1. Thinking them over in his own heart. It is certain that John had occasional glimpses, at least, of the higher and more spiritual aspects of Messiah's mission; but it is equally certain that he never shook himself quite free from those temporal notions of Messiah which were the characteristic of his age. The teaching and healing, and the very gentle ways, of Jesus, did not at all match the idea of Messiah which he had formed. The Jewish nation was not likely to be delivered from Roman bondage by such a man. Perhaps, after all, the work of Jesus was only preparing work, like his own had been.

2. Talking them over with his disciples. They might well be more puzzled than he, for they had none of those prophetical visions which had been vouchsafed to him. Evidently the talk did not mend matters. It even seemed to increase the uncertainty, and it made John feel that something must at once be done. Neither thinking doubts over, nor talking doubts over, ever helps us very much. Too often they grow big by brooding; and so much de ends on the friends whom we choose for the talk.

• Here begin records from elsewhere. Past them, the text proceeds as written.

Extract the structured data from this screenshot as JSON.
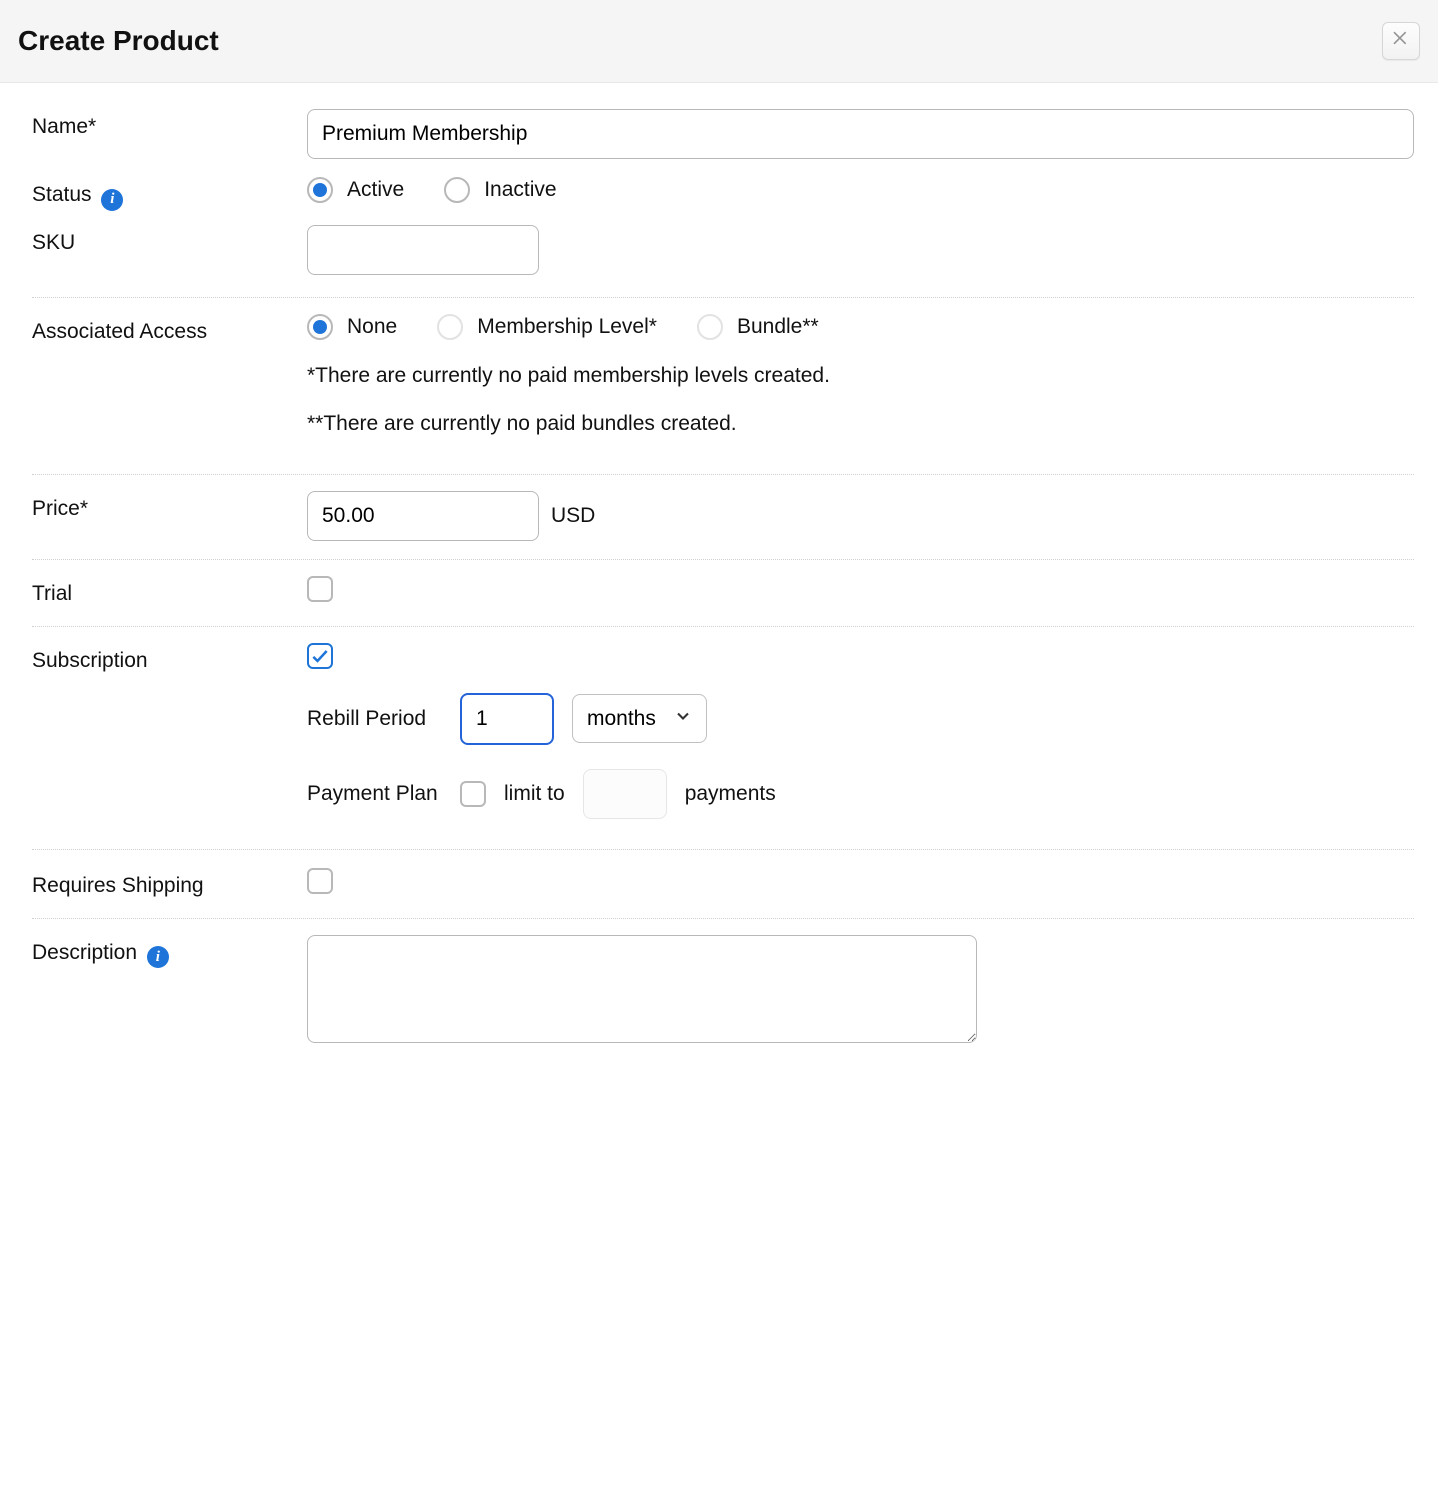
{
  "header": {
    "title": "Create Product"
  },
  "labels": {
    "name": "Name*",
    "status": "Status",
    "sku": "SKU",
    "associated_access": "Associated Access",
    "price": "Price*",
    "trial": "Trial",
    "subscription": "Subscription",
    "rebill_period": "Rebill Period",
    "payment_plan": "Payment Plan",
    "limit_to": "limit to",
    "payments": "payments",
    "requires_shipping": "Requires Shipping",
    "description": "Description"
  },
  "status_options": {
    "active": "Active",
    "inactive": "Inactive"
  },
  "access_options": {
    "none": "None",
    "membership": "Membership Level*",
    "bundle": "Bundle**"
  },
  "access_notes": {
    "membership": "*There are currently no paid membership levels created.",
    "bundle": "**There are currently no paid bundles created."
  },
  "values": {
    "name": "Premium Membership",
    "sku": "",
    "status": "active",
    "access": "none",
    "price": "50.00",
    "currency": "USD",
    "trial": false,
    "subscription": true,
    "rebill_qty": "1",
    "rebill_unit": "months",
    "payment_plan_enabled": false,
    "payment_plan_count": "",
    "requires_shipping": false,
    "description": ""
  }
}
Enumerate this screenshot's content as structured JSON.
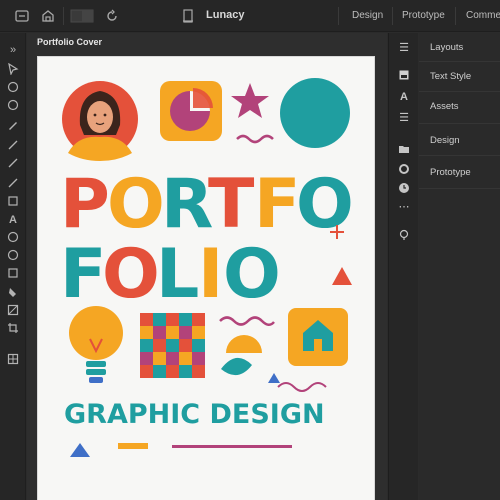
{
  "app": {
    "title": "Lunacy"
  },
  "top_tabs": [
    "Design",
    "Prototype",
    "Comme"
  ],
  "frame": {
    "label": "Portfolio Cover"
  },
  "right_panel": {
    "items": [
      "Layouts",
      "Text Style",
      "Assets",
      "Design",
      "Prototype"
    ]
  },
  "poster": {
    "line1": [
      "P",
      "O",
      "R",
      "T",
      "F",
      "O"
    ],
    "line2": [
      "F",
      "O",
      "L",
      "I",
      "O"
    ],
    "subtitle": "GRAPHIC DESIGN"
  },
  "colors": {
    "red": "#e4513a",
    "orange": "#f5a623",
    "teal": "#1f9ea0",
    "purple": "#b2437a",
    "blue": "#3f6fc7",
    "ui_bg": "#2b2b2b"
  },
  "icons": {
    "top": [
      "frame-toggle-icon",
      "home-icon",
      "layout-icon",
      "refresh-icon",
      "document-icon"
    ],
    "left": [
      "pointer-icon",
      "ellipse-icon",
      "circle-icon",
      "pen-icon",
      "line-icon",
      "pencil-icon",
      "line2-icon",
      "rectangle-icon",
      "text-icon",
      "ellipse2-icon",
      "circle2-icon",
      "square-icon",
      "fill-icon",
      "image-icon",
      "crop-icon",
      "grid-icon"
    ],
    "right": [
      "menu-icon",
      "square-icon",
      "text-icon",
      "list-icon",
      "folder-icon",
      "circle-icon",
      "clock-icon",
      "more-icon",
      "bulb-icon"
    ]
  }
}
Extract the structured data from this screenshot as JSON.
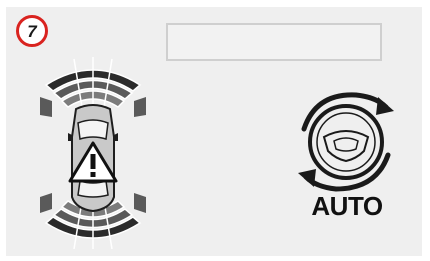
{
  "step": {
    "number": "7",
    "accent_color": "#d9231f"
  },
  "display": {
    "message_text": ""
  },
  "icons": {
    "parking_sensor": "car-parking-sensor-icon",
    "warning": "warning-triangle-icon",
    "steering": "steering-wheel-auto-icon"
  },
  "mode_label": "AUTO"
}
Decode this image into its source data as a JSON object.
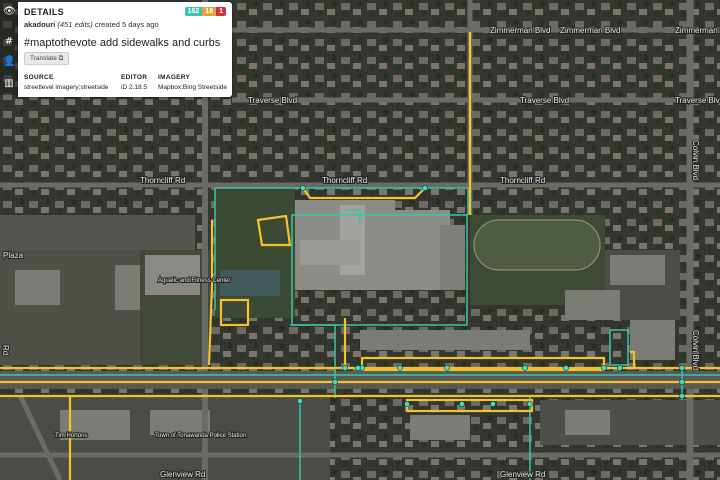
{
  "details": {
    "title": "DETAILS",
    "counts": {
      "created": "162",
      "modified": "18",
      "deleted": "1"
    },
    "user": "akadouri",
    "edits": "(451 edits)",
    "created": "created 5 days ago",
    "comment": "#maptothevote add sidewalks and curbs",
    "translate_label": "Translate",
    "source_label": "SOURCE",
    "source_value": "streetlevel imagery;streetside",
    "editor_label": "EDITOR",
    "editor_value": "iD 2.18.5",
    "imagery_label": "IMAGERY",
    "imagery_value": "Mapbox;Bing Streetside"
  },
  "sidebar_icons": [
    "eye-icon",
    "hash-icon",
    "user-icon",
    "building-icon"
  ],
  "colors": {
    "created": "#39c5a9",
    "modified": "#e8a23a",
    "deleted": "#d6303a",
    "way": "#f4c22b",
    "node": "#3fe0c2"
  },
  "map_labels": {
    "zimmerman_1": "Zimmerman Blvd",
    "zimmerman_2": "Zimmerman Blvd",
    "zimmerman_3": "Zimmerman Blvd",
    "traverse_1": "Traverse Blvd",
    "traverse_2": "Traverse Blvd",
    "traverse_3": "Traverse Blvd",
    "thorncliff_1": "Thorncliff Rd",
    "thorncliff_2": "Thorncliff Rd",
    "thorncliff_3": "Thorncliff Rd",
    "colvin_1": "Colvin Blvd",
    "colvin_2": "Colvin Blvd",
    "plaza": "Plaza",
    "aquatic": "Aquatic and Fitness Center",
    "tim_hortons": "Tim Hortons",
    "town_tonawanda": "Town of Tonawanda Police Station",
    "glenview": "Glenview Rd",
    "rd_left": "Rd"
  }
}
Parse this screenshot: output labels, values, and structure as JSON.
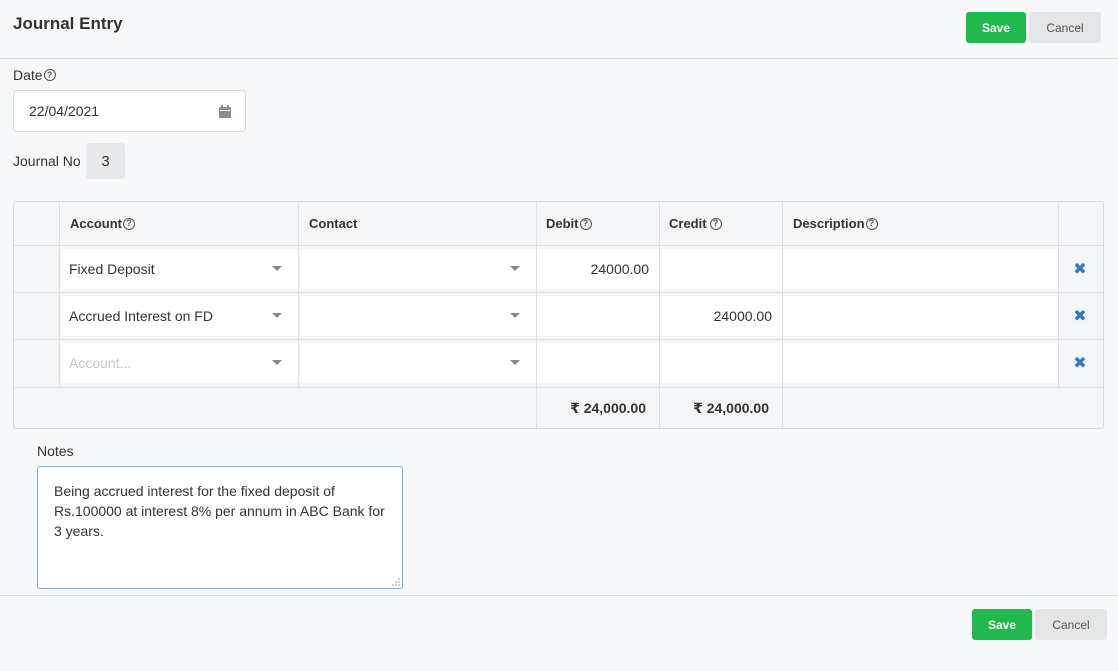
{
  "header": {
    "title": "Journal Entry",
    "save_label": "Save",
    "cancel_label": "Cancel"
  },
  "form": {
    "date_label": "Date",
    "date_value": "22/04/2021",
    "journal_no_label": "Journal No",
    "journal_no_value": "3"
  },
  "grid": {
    "columns": {
      "account": "Account",
      "contact": "Contact",
      "debit": "Debit",
      "credit": "Credit",
      "description": "Description"
    },
    "rows": [
      {
        "account": "Fixed Deposit",
        "contact": "",
        "debit": "24000.00",
        "credit": "",
        "description": ""
      },
      {
        "account": "Accrued Interest on FD",
        "contact": "",
        "debit": "",
        "credit": "24000.00",
        "description": ""
      },
      {
        "account": "",
        "contact": "",
        "debit": "",
        "credit": "",
        "description": ""
      }
    ],
    "account_placeholder": "Account...",
    "total_debit": "₹ 24,000.00",
    "total_credit": "₹ 24,000.00"
  },
  "notes": {
    "label": "Notes",
    "value": "Being accrued interest for the fixed deposit of Rs.100000 at interest 8% per annum in ABC Bank for 3 years."
  },
  "footer": {
    "save_label": "Save",
    "cancel_label": "Cancel"
  },
  "colors": {
    "save_green": "#21b94e",
    "delete_blue": "#3578c4",
    "focus_border": "#7fb0d9"
  }
}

II. JOHN TAKING HIS DOUBTS TO THE LORD JESUS. He would have actually gone himself, but he could not. So he sent two disciples, that he might see through their eyes and hear through their ears. Our Lord solved the doubts by, in effect, saying, "You find a difficulty in recognizing me because you are hindered by wrong ideas concerning the character of Messiah's mission." A Messiah who heals, delivers, and saves, exactly fits a forerunner who called to repentance. John's doubts fled when he learned to say, "He is the Messiah, he must be the Messiah, for I see that his moral and spiritual work is precisely the carrying on, the completion, of that moral work of mine."—R.T.